Climate change and hunger

Oct 6, 2021, 11:20 AM

Human actions have created a world in which it is becoming ever more difficult to adequately and sustainably feed and nourish the human population.

A 150-year run of rapid economic growth and a consequent rise in greenhouse gas emissions have pushed average global temperatures to 1°C above preindustrial levels. Experts agree that with the current rate of emissions, the increase in average global temperatures will likely reach 1.5°C between 2030 and 2052. Climate models project higher average temperatures in most land and ocean regions, hot extremes in the majority of inhabited regions, and heavy precipitation and ever-greater probability of drought in some areas (IPCC 2018a).

These changes will increasingly affect human systems—including food systems—across the world on a large scale. In South Asia and Africa South of the Sahara—regions currently with high concentrations of poverty and hunger—agriculture is highly dependent on rainfall and susceptible to even small changes in temperature. Large populations (up to 80 percent of rural households in some countries) depend on agriculture for their livelihoods, and it is the regions in which these populations reside that are most at risk of climate change–induced hunger and food insecurity.

For the world’s hungry and undernourished people, climate change is an increasingly relevant threat multiplier. Almost 822 million people remain undernourished, and 149 million children are stunted because of undernutrition (FAO et al. 2019). In addition, more than 2 billion people suffer from deficiencies of one or more micronutrients (von Grebmer et al. 2014). Previously on the decline, the number of hungry people has been rising since 2015, a shift that the Food and Agriculture Organization has attributed to persistent instability in conflict-ridden regions, economic slowdowns in more peaceful regions, and adverse climate events (FAO 2018b). For example, the El Niño weather event of 2015–2016—which was exacerbated by higher sea surface temperatures, among other factors—led to widespread food insecurity and hunger in multiple countries. Since the early 1990s, the number of extreme weather–related disasters has doubled, affecting the productivity of major crops and causing food price hikes and income losses (FAO et al. 2018). These disasters have had a disproportionate negative impact on people living in poverty and their access to food.

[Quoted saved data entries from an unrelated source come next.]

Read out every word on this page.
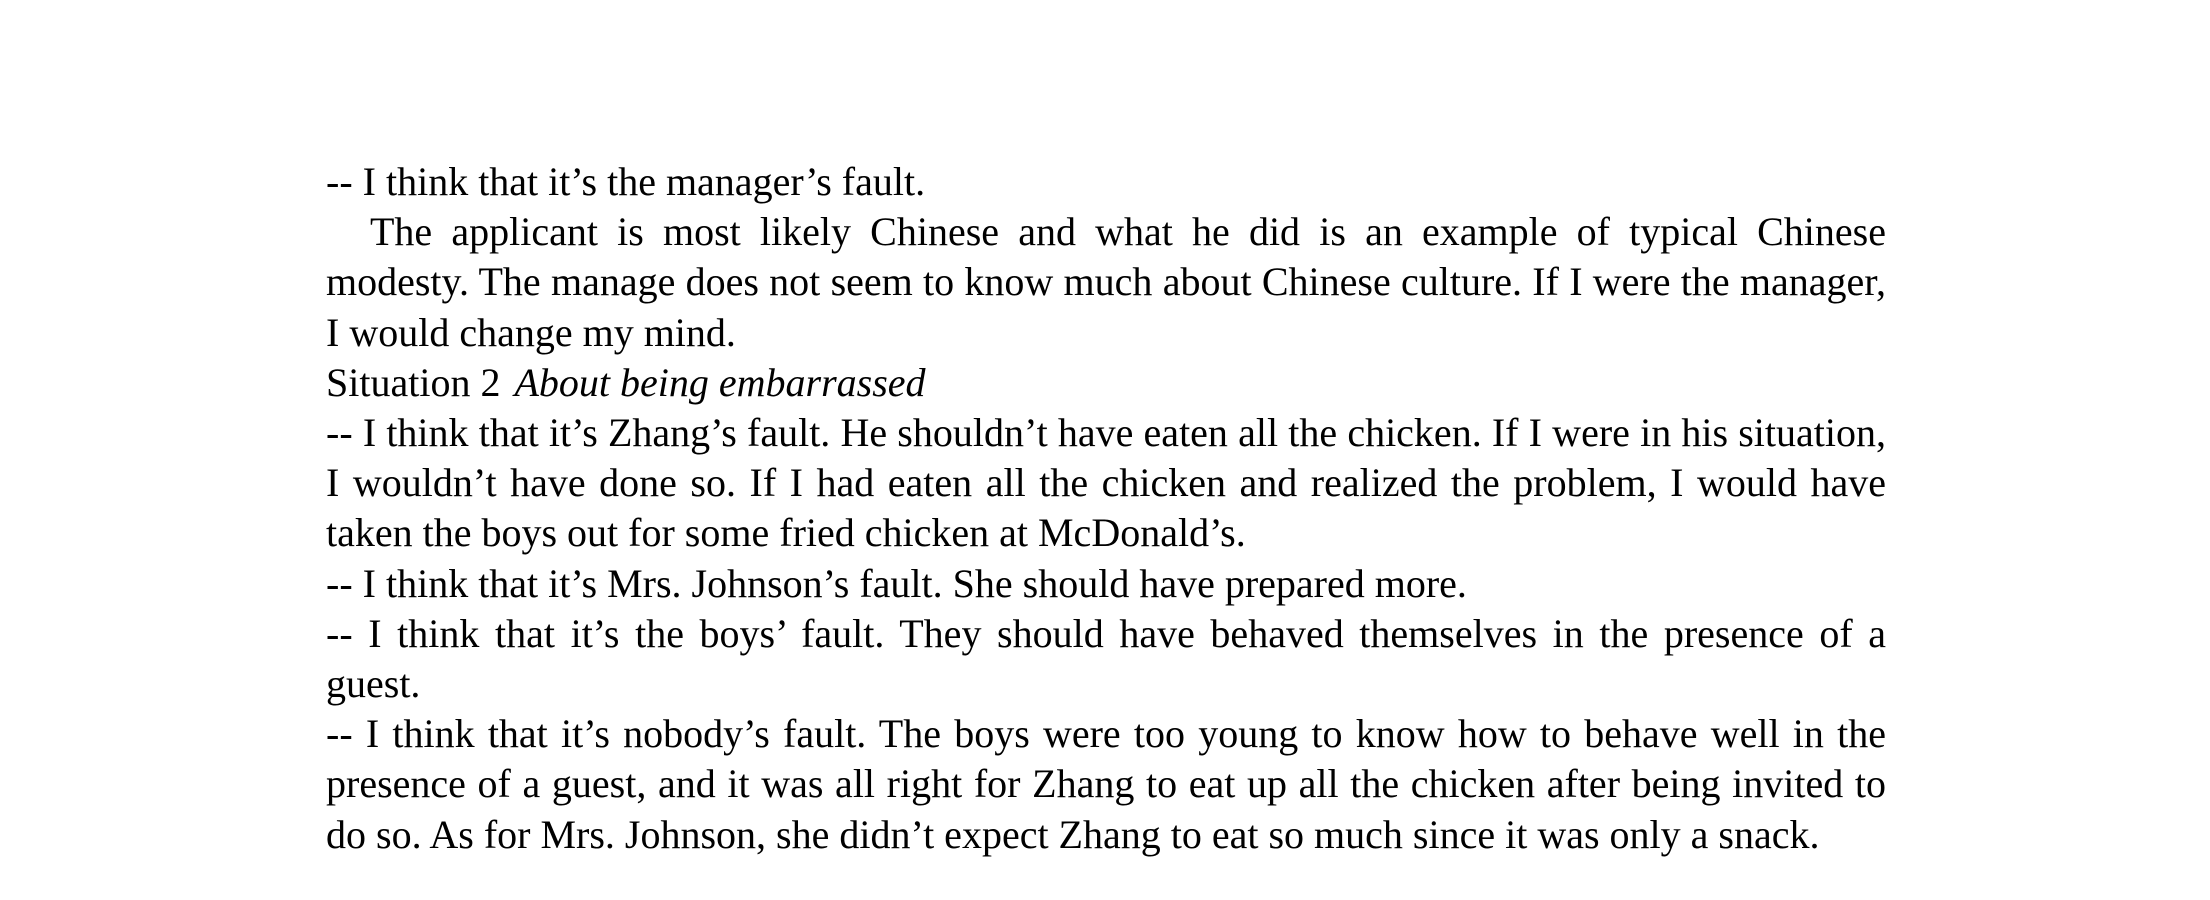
-- I think that it’s the manager’s fault.

The applicant is most likely Chinese and what he did is an example of typical Chinese modesty. The manage does not seem to know much about Chinese culture. If I were the manager, I would change my mind.

Situation 2 About being embarrassed

-- I think that it’s Zhang’s fault. He shouldn’t have eaten all the chicken. If I were in his situation, I wouldn’t have done so. If I had eaten all the chicken and realized the problem, I would have taken the boys out for some fried chicken at McDonald’s.

-- I think that it’s Mrs. Johnson’s fault. She should have prepared more.

-- I think that it’s the boys’ fault. They should have behaved themselves in the presence of a guest.

-- I think that it’s nobody’s fault. The boys were too young to know how to behave well in the presence of a guest, and it was all right for Zhang to eat up all the chicken after being invited to do so. As for Mrs. Johnson, she didn’t expect Zhang to eat so much since it was only a snack.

One of the major blind spots in climate change decision making has been the framing of climate change as a biophysical challenge— that is, one driven by carbon emissions privileges, carbon sequestration capacity, and emissions reduction—rather than as an outcome of consumption, economic growth, and societal choices (Pelling, O’Brien, and Matyas 2014). In reality, the risks posed by climate change are the result of a range of underlying causes driven by societal values and behaviors, including production and consumption patterns, and human population. Only in recent years have discussions about climate change been reframed to focus on human lifestyles and consumption choices, equity of responsibility, associated impacts, and climate justice. This shift is a necessary step toward building societal consensus for the sweeping changes needed in current economic, consumption, and value systems, especially in high-income countries, to avoid the resulting catastrophic outcomes, including worsening hunger and undernutrition, of a significantly warmer world in the near future.

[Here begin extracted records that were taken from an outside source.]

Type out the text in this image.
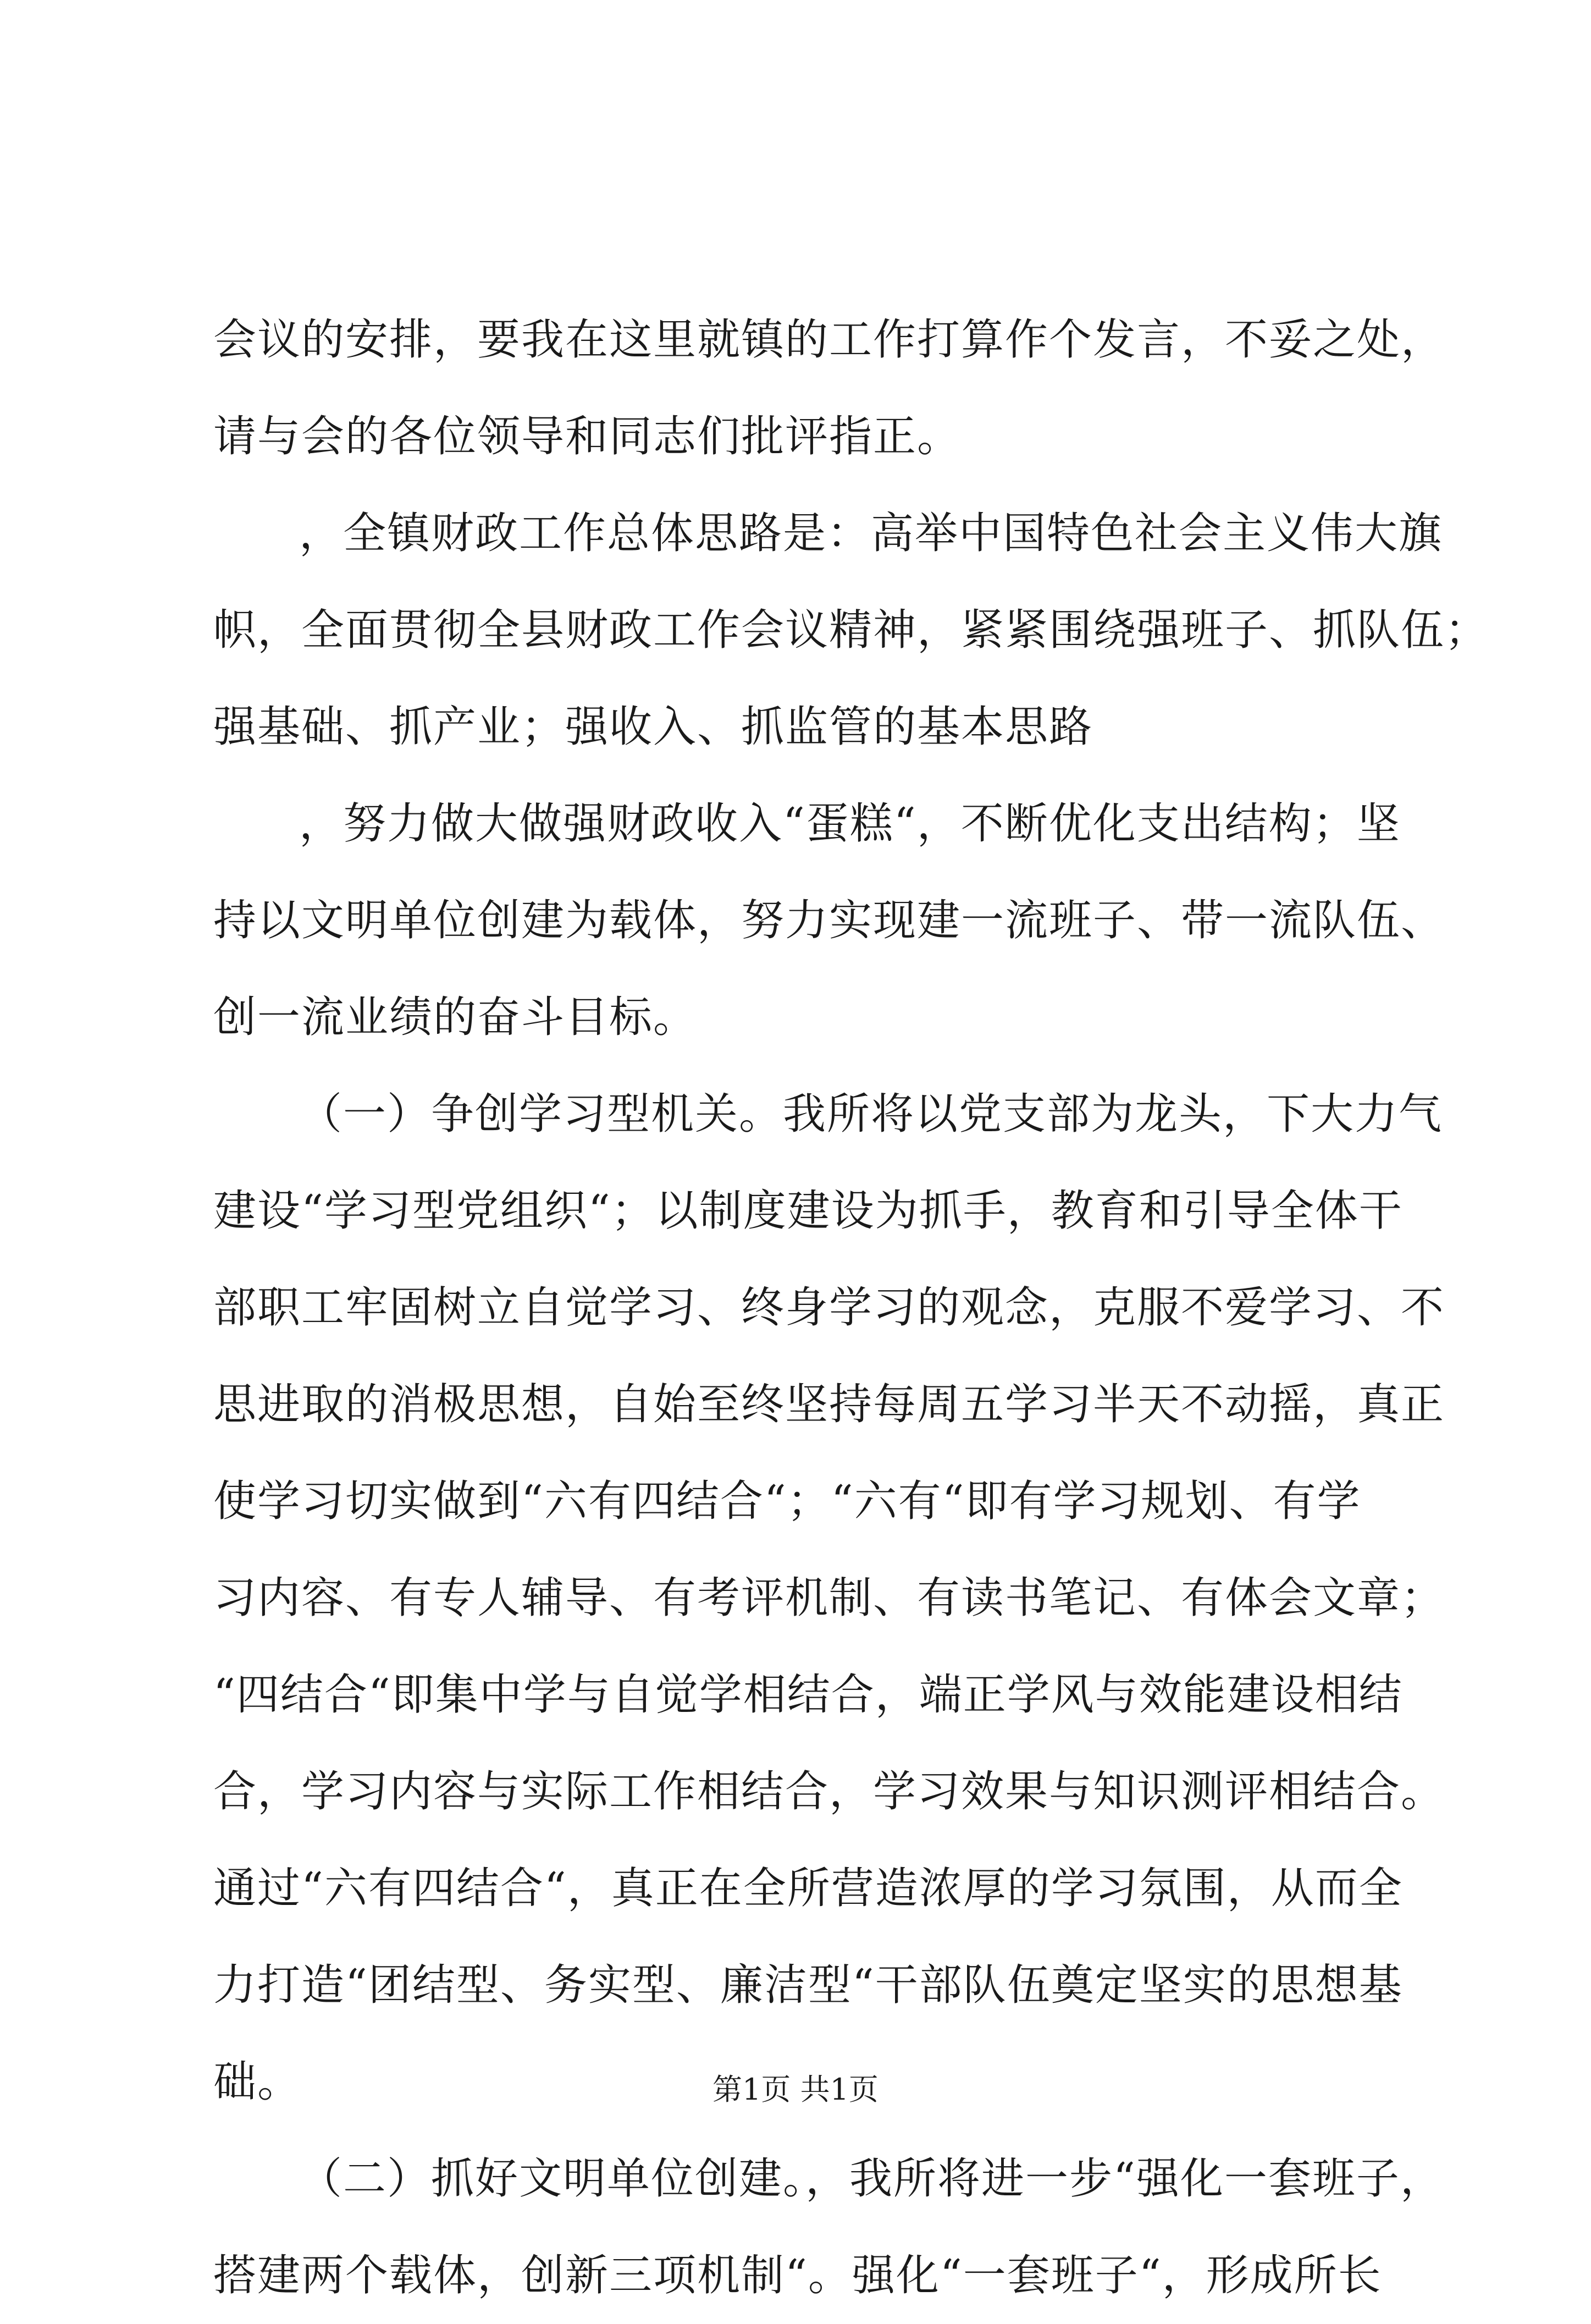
会议的安排，要我在这里就镇的工作打算作个发言，不妥之处，
请与会的各位领导和同志们批评指正。
，全镇财政工作总体思路是：高举中国特色社会主义伟大旗
帜，全面贯彻全县财政工作会议精神，紧紧围绕强班子、抓队伍；
强基础、抓产业；强收入、抓监管的基本思路
，努力做大做强财政收入“蛋糕“，不断优化支出结构；坚
持以文明单位创建为载体，努力实现建一流班子、带一流队伍、
创一流业绩的奋斗目标。
（一）争创学习型机关。我所将以党支部为龙头，下大力气
建设“学习型党组织“；以制度建设为抓手，教育和引导全体干
部职工牢固树立自觉学习、终身学习的观念，克服不爱学习、不
思进取的消极思想，自始至终坚持每周五学习半天不动摇，真正
使学习切实做到“六有四结合“；“六有“即有学习规划、有学
习内容、有专人辅导、有考评机制、有读书笔记、有体会文章；
“四结合“即集中学与自觉学相结合，端正学风与效能建设相结
合，学习内容与实际工作相结合，学习效果与知识测评相结合。
通过“六有四结合“，真正在全所营造浓厚的学习氛围，从而全
力打造“团结型、务实型、廉洁型“干部队伍奠定坚实的思想基
础。
（二）抓好文明单位创建。，我所将进一步“强化一套班子，
搭建两个载体，创新三项机制“。强化“一套班子“，形成所长
第1页 共1页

Human-caused factors, including the global food system, are raising average global temperatures by 0.2°C per decade (IPCC 2018a). Extreme weather events, such as storms, fires, floods, and droughts, have increased in frequency and intensity. Globally, the average sea level has risen by 16–21 centimeters since 1900 (IPCC 2014). All of these manifestations of climate change have direct and indirect negative impacts on food security and hunger through changes in food production and availability, access, quality, utilization, and stability of food systems.